Где-то добыла зеленого сукна на поля, красного на кант и вот сидит рядом со мной на скамейке, шьет, рассказывает про свое село где-то под Старой Руссой, про мать, которую очень любила, про медучилище, так и не оконченное к началу войны.
Мне скоро выписываться. Пора. И так четвертый месяц валяюсь на госпитальной койке. Хожу недели две без палочки, Полина — без костылей, но правая нога ее по-прежнему в гипсе.
— В погонах, Сережа, ты у нас будешь самый красивый, — смеется Полина, перекусывая нитку ровными, с голубизной зубами.
Потом устало, словно в изнеможении, спускает руки на колени, смотрит в глубь школьного двора, по которому гуляют раненые.
— Вот ты уедешь, Сережа, и оборвется последняя ниточка, хоть как-то, памятью сердца, что ли, связывавшая меня с Петей. Не останется ничего, ничего, — Полина говорит тихо, на ее глазах появляются слезы.

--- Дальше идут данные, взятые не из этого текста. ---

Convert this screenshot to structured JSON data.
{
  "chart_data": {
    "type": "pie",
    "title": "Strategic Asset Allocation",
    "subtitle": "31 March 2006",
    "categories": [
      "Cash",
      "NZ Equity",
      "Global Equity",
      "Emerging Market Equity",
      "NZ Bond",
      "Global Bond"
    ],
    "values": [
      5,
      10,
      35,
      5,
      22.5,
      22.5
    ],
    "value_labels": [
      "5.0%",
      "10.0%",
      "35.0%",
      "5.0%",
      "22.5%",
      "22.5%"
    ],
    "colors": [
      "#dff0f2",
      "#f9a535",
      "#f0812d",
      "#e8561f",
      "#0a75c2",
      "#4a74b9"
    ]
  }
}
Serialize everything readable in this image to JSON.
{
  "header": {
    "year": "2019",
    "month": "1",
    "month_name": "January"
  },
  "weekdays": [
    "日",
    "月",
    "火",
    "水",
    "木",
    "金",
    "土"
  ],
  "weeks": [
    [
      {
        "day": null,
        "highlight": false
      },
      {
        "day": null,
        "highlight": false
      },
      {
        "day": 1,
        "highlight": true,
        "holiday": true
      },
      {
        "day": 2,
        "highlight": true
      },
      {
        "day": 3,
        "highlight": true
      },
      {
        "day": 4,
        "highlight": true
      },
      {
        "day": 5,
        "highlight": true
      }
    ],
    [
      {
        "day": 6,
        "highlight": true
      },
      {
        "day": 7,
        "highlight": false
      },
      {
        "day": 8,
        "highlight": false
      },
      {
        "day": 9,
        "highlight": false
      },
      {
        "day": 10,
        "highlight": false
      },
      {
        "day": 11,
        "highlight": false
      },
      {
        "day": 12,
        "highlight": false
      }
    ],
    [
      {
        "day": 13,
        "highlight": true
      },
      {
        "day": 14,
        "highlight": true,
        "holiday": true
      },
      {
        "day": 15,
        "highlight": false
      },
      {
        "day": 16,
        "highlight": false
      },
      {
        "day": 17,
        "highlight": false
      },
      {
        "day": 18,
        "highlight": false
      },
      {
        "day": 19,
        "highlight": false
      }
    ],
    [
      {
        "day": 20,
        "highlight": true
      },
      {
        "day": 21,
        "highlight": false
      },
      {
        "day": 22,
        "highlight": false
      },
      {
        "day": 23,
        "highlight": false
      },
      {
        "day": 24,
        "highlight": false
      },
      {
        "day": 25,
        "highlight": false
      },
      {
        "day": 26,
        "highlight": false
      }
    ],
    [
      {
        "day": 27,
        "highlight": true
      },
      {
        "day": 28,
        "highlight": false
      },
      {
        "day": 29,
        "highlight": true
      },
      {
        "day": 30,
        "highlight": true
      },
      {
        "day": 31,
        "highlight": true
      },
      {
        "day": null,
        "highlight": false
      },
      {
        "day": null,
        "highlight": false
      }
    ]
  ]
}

— Кончится война, — в горле у меня першит, откашливаюсь, — говорю, кончится война, съездите с Тимофеем в эти Гнилицы…
— Неужели ты думаешь, что Тятькин может согласиться на это?
— Может. Он любил Петра и любит тебя. Тятькин все может. И я туда съезжу. Ведь Ивана Николаевича тоже там или где-то поблизости похоронили. Погиб-то он километрах в полутора от Гнилиц.